西村義明:『飛ぶ教室』が好きな人に悪い人は絶対いない! それくらい素晴らしい作品です。
横山:特別なことは起こらないけれど、家族や友だちのあったかさ、先生と生徒のかかわり、少年らしい価値観のぶつかり合いなどが詰まってる。
●号泣しながら読んだ
西村:そもそもこの本に出合ったのは、いつだったんですか。
横山:小学生のときに親の薦めで。まず題名に惹かれました。
西村:ですよね。教室が飛んでいくファンタジーかと思ったら、そんな話じゃない。
横山:けんかのシーンから始まるんですけど、そんな始まり方は日本の作品にはあまりない。
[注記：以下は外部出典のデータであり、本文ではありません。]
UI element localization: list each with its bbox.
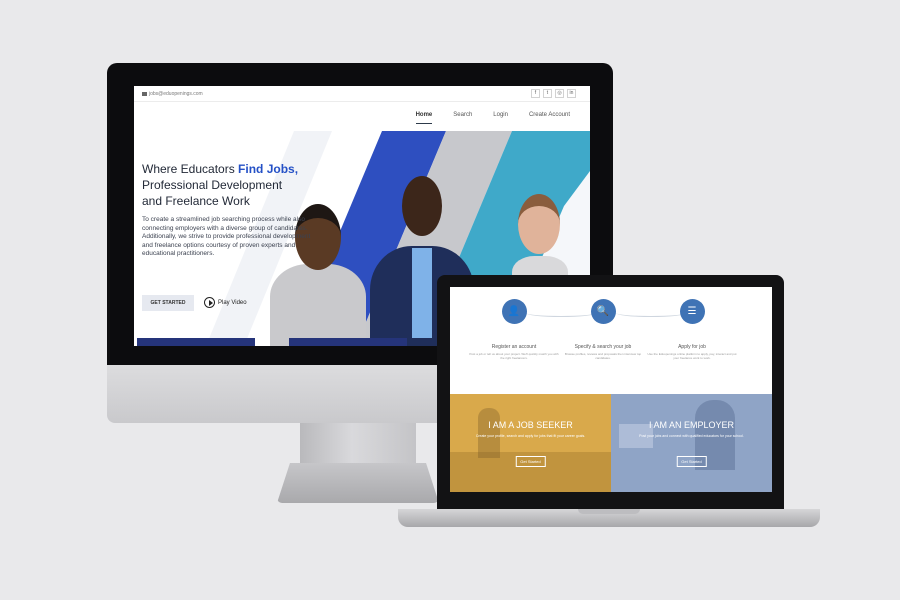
step-search-desc: Browse profiles, reviews and proposals t… xyxy=(564,352,642,360)
play-icon xyxy=(204,297,215,308)
step-register-desc: Post a job or tell us about your project… xyxy=(469,352,559,360)
job-seeker-get-started-button[interactable]: Get Started xyxy=(515,456,546,467)
employer-panel[interactable]: I AM AN EMPLOYER Post your jobs and conn… xyxy=(611,394,772,492)
list-icon: ☰ xyxy=(679,299,705,324)
search-document-icon: 🔍 xyxy=(590,299,616,324)
job-seeker-panel[interactable]: I AM A JOB SEEKER Create your profile, s… xyxy=(450,394,611,492)
step-apply-desc: Use the Eduopenings online platform to a… xyxy=(647,352,737,360)
job-seeker-title: I AM A JOB SEEKER xyxy=(488,420,573,430)
get-started-button[interactable]: GET STARTED xyxy=(142,295,194,311)
section-strip-right xyxy=(289,338,407,346)
hero-title-line3: and Freelance Work xyxy=(142,194,250,208)
hero-description: To create a streamlined job searching pr… xyxy=(142,216,311,257)
hero-title-accent: Find Jobs, xyxy=(238,162,299,176)
user-icon: 👤 xyxy=(501,299,527,324)
job-seeker-desc: Create your profile, search and apply fo… xyxy=(475,434,586,438)
laptop-website-screen: 👤 Register an account Post a job or tell… xyxy=(450,287,772,492)
desktop-monitor-stand xyxy=(300,423,416,467)
desktop-monitor-base xyxy=(277,463,439,503)
employer-desc: Post your jobs and connect with qualifie… xyxy=(639,434,744,438)
hero-title-line2: Professional Development xyxy=(142,178,283,192)
young-man-head xyxy=(518,194,560,254)
employer-get-started-button[interactable]: Get Started xyxy=(676,456,707,467)
section-strip-left xyxy=(137,338,255,346)
hero-title: Where Educators Find Jobs, Professional … xyxy=(142,161,302,209)
employer-title: I AM AN EMPLOYER xyxy=(648,420,735,430)
man-shirt xyxy=(412,248,432,338)
woman-body xyxy=(270,264,366,346)
step-apply-title: Apply for job xyxy=(678,344,706,350)
play-video-label: Play Video xyxy=(218,299,247,306)
play-video-button[interactable]: Play Video xyxy=(204,297,247,308)
step-register-title: Register an account xyxy=(491,344,537,350)
seeker-background-person xyxy=(478,408,500,458)
laptop-notch xyxy=(578,509,640,514)
step-search-title: Specify & search your job xyxy=(574,344,632,350)
step-apply: ☰ Apply for job Use the Eduopenings onli… xyxy=(647,299,737,360)
hero-title-prefix: Where Educators xyxy=(142,162,239,176)
step-register: 👤 Register an account Post a job or tell… xyxy=(469,299,559,360)
man-suit-head xyxy=(402,176,442,236)
step-search: 🔍 Specify & search your job Browse profi… xyxy=(558,299,648,360)
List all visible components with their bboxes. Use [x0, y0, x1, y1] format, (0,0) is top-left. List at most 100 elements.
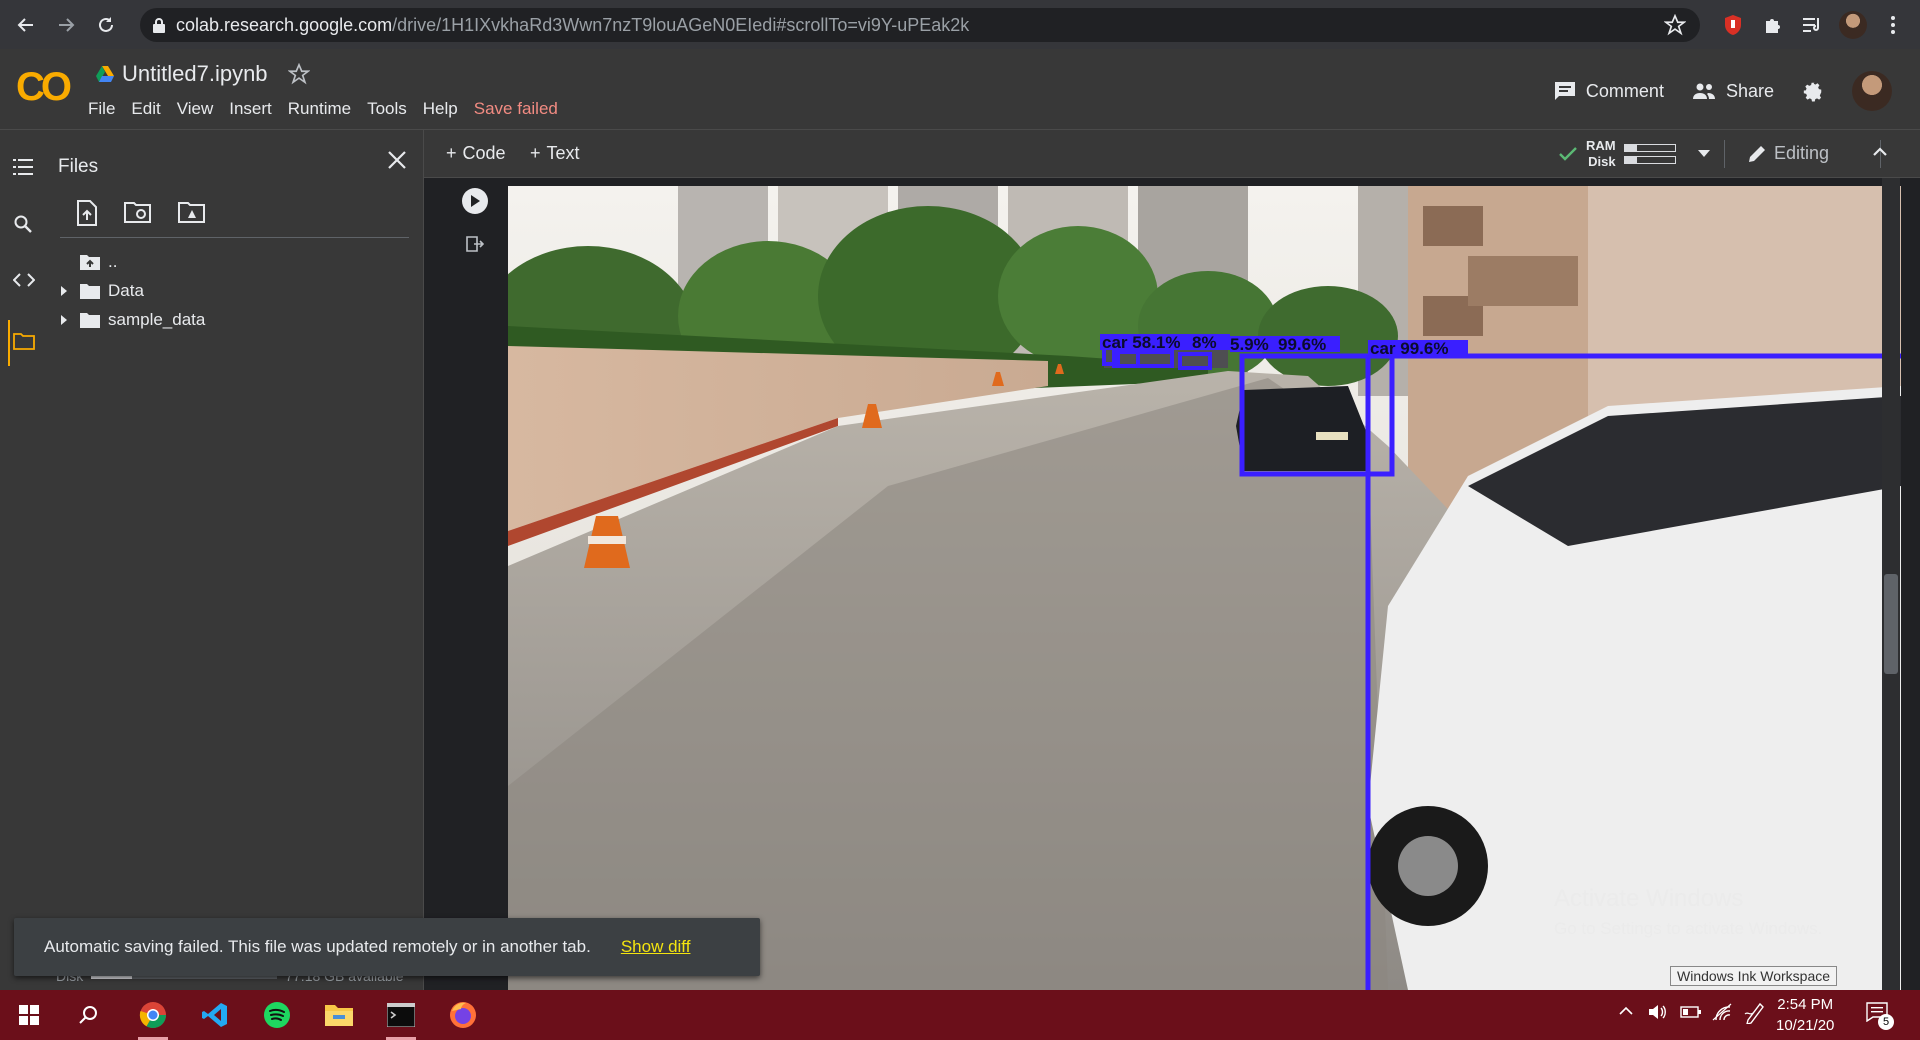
menu-runtime[interactable]: Runtime — [288, 99, 351, 119]
menu-bar: File Edit View Insert Runtime Tools Help… — [88, 99, 558, 119]
forward-button[interactable] — [48, 7, 84, 43]
file-explorer-taskbar-icon[interactable] — [322, 998, 356, 1032]
volume-icon[interactable] — [1648, 1003, 1668, 1021]
menu-view[interactable]: View — [177, 99, 214, 119]
back-arrow-icon — [17, 17, 33, 32]
cell-gutter — [424, 178, 508, 990]
collapse-header-icon[interactable] — [1872, 146, 1888, 156]
windows-taskbar: 2:54 PM 10/21/20 5 — [0, 990, 1920, 1040]
editing-label: Editing — [1774, 143, 1830, 163]
disk-bar-fill — [1624, 157, 1638, 163]
url-path: /drive/1H1IXvkhaRd3Wwn7nzT9louAGeN0EIedi… — [392, 14, 970, 35]
share-button[interactable]: Share — [1692, 81, 1774, 102]
plus-icon: + — [530, 143, 541, 163]
spotify-taskbar-icon[interactable] — [260, 998, 294, 1032]
close-panel-icon[interactable] — [387, 150, 407, 170]
tree-item-data[interactable]: Data — [56, 281, 144, 301]
toolbar-divider — [1724, 140, 1725, 168]
scrollbar-thumb[interactable] — [1884, 574, 1898, 674]
vertical-scrollbar[interactable] — [1882, 178, 1900, 990]
reload-button[interactable] — [88, 7, 124, 43]
notebook-toolbar: + Code + Text RAM Disk Editing — [424, 130, 1920, 178]
menu-file[interactable]: File — [88, 99, 115, 119]
settings-gear-icon[interactable] — [1802, 80, 1824, 102]
terminal-taskbar-icon[interactable] — [384, 998, 418, 1040]
detection-label: 8% — [1192, 333, 1217, 352]
extensions-puzzle-icon[interactable] — [1760, 12, 1786, 38]
parent-folder-icon — [80, 255, 100, 270]
editing-mode-button[interactable]: Editing — [1748, 143, 1829, 164]
upload-file-icon[interactable] — [76, 200, 98, 226]
windows-ink-pen-icon[interactable] — [1744, 1000, 1766, 1024]
tray-expand-chevron-icon[interactable] — [1618, 1005, 1634, 1015]
extension-red-icon[interactable] — [1720, 12, 1746, 38]
refresh-folder-icon[interactable] — [124, 200, 152, 226]
header-actions: Comment Share — [1554, 71, 1892, 111]
battery-icon[interactable] — [1680, 1004, 1702, 1020]
files-panel-title: Files — [58, 156, 99, 177]
watermark-subtitle: Go to Settings to activate Windows. — [1554, 919, 1823, 938]
add-text-button[interactable]: + Text — [530, 143, 580, 164]
chrome-taskbar-icon[interactable] — [136, 998, 170, 1040]
pencil-icon — [1749, 145, 1765, 162]
chrome-menu-icon[interactable] — [1880, 12, 1906, 38]
resources-dropdown-icon[interactable] — [1697, 150, 1710, 158]
tree-item-label: .. — [108, 252, 118, 271]
menu-tools[interactable]: Tools — [367, 99, 407, 119]
play-icon — [471, 195, 480, 207]
detection-output-image: car 58.1% 8% 5.9% 99.6% car 99.6% — [508, 186, 1901, 990]
mount-drive-icon[interactable] — [178, 200, 206, 226]
comment-button[interactable]: Comment — [1554, 81, 1664, 102]
menu-help[interactable]: Help — [423, 99, 458, 119]
back-button[interactable] — [8, 7, 44, 43]
folder-icon — [80, 284, 100, 299]
account-avatar[interactable] — [1852, 71, 1892, 111]
active-indicator — [8, 320, 10, 366]
add-code-button[interactable]: + Code — [446, 143, 506, 164]
tree-item-parent[interactable]: .. — [80, 252, 117, 272]
star-notebook-icon[interactable] — [287, 63, 310, 85]
media-queue-icon[interactable] — [1800, 12, 1826, 38]
output-menu-icon[interactable] — [466, 236, 484, 252]
detection-label: car 99.6% — [1370, 339, 1448, 358]
resources-indicator[interactable]: RAM Disk — [1558, 138, 1710, 170]
watermark-title: Activate Windows — [1554, 885, 1744, 912]
clock-time: 2:54 PM — [1777, 996, 1834, 1013]
taskbar-search-icon[interactable] — [72, 998, 106, 1032]
detection-label: car 58.1% — [1102, 333, 1180, 352]
code-snippets-icon[interactable] — [13, 272, 35, 294]
connected-check-icon — [1559, 147, 1577, 161]
forward-arrow-icon — [59, 17, 75, 32]
save-status[interactable]: Save failed — [474, 99, 558, 119]
system-clock[interactable]: 2:54 PM 10/21/20 — [1776, 994, 1834, 1036]
menu-insert[interactable]: Insert — [229, 99, 272, 119]
expand-caret-icon[interactable] — [56, 312, 72, 328]
lock-icon — [153, 18, 165, 33]
bookmark-star-icon[interactable] — [1664, 14, 1686, 36]
colab-logo[interactable]: CO — [16, 65, 72, 110]
notebook-title[interactable]: Untitled7.ipynb — [122, 61, 268, 87]
comment-label: Comment — [1585, 80, 1664, 101]
disk-label: Disk — [1588, 154, 1616, 169]
files-toolbar — [76, 200, 206, 226]
tree-item-sample-data[interactable]: sample_data — [56, 310, 205, 330]
show-diff-link[interactable]: Show diff — [621, 937, 691, 957]
windows-start-icon[interactable] — [12, 998, 46, 1032]
files-folder-icon[interactable] — [13, 332, 35, 354]
browser-toolbar: colab.research.google.com/drive/1H1IXvkh… — [0, 0, 1920, 49]
files-panel: Files .. Data sample_data Disk 77.18 GB … — [46, 130, 424, 990]
google-drive-icon — [96, 66, 114, 82]
expand-caret-icon[interactable] — [56, 283, 72, 299]
disk-bar — [1623, 156, 1676, 164]
menu-edit[interactable]: Edit — [131, 99, 160, 119]
plus-icon: + — [446, 143, 457, 163]
sidebar-icon-strip — [0, 130, 46, 990]
vscode-taskbar-icon[interactable] — [198, 998, 232, 1032]
profile-avatar[interactable] — [1838, 10, 1868, 40]
search-icon[interactable] — [13, 214, 35, 236]
firefox-taskbar-icon[interactable] — [446, 998, 480, 1032]
wifi-icon[interactable] — [1712, 1002, 1734, 1022]
run-cell-button[interactable] — [462, 188, 488, 214]
table-of-contents-icon[interactable] — [13, 158, 35, 180]
address-bar[interactable]: colab.research.google.com/drive/1H1IXvkh… — [140, 8, 1700, 42]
グッと引き込まれました。
西村:小中学生のころはゲームっ子、高校から社会人までは映画っ子で、初めて読んだときのことは覚えていません。でも、いまから十数年前に読んだときのことは、はっきり覚えてる。プロデューサーとして「かぐや姫の物語」というアニメーション映画を作っていたころです。高畑勲監督を訪ねる前に喫茶店で1時間、号泣しながら読みました。この物語に号泣できる感覚が自分の中にあることがうれしかった。手に取った動機は不純だったんですが、その後、何度も何度も読み返しています。
横山:わかります。僕も表紙が破れちゃってテープで貼ってあるんですよ。ところで、その「不純な動機」ってなんですか?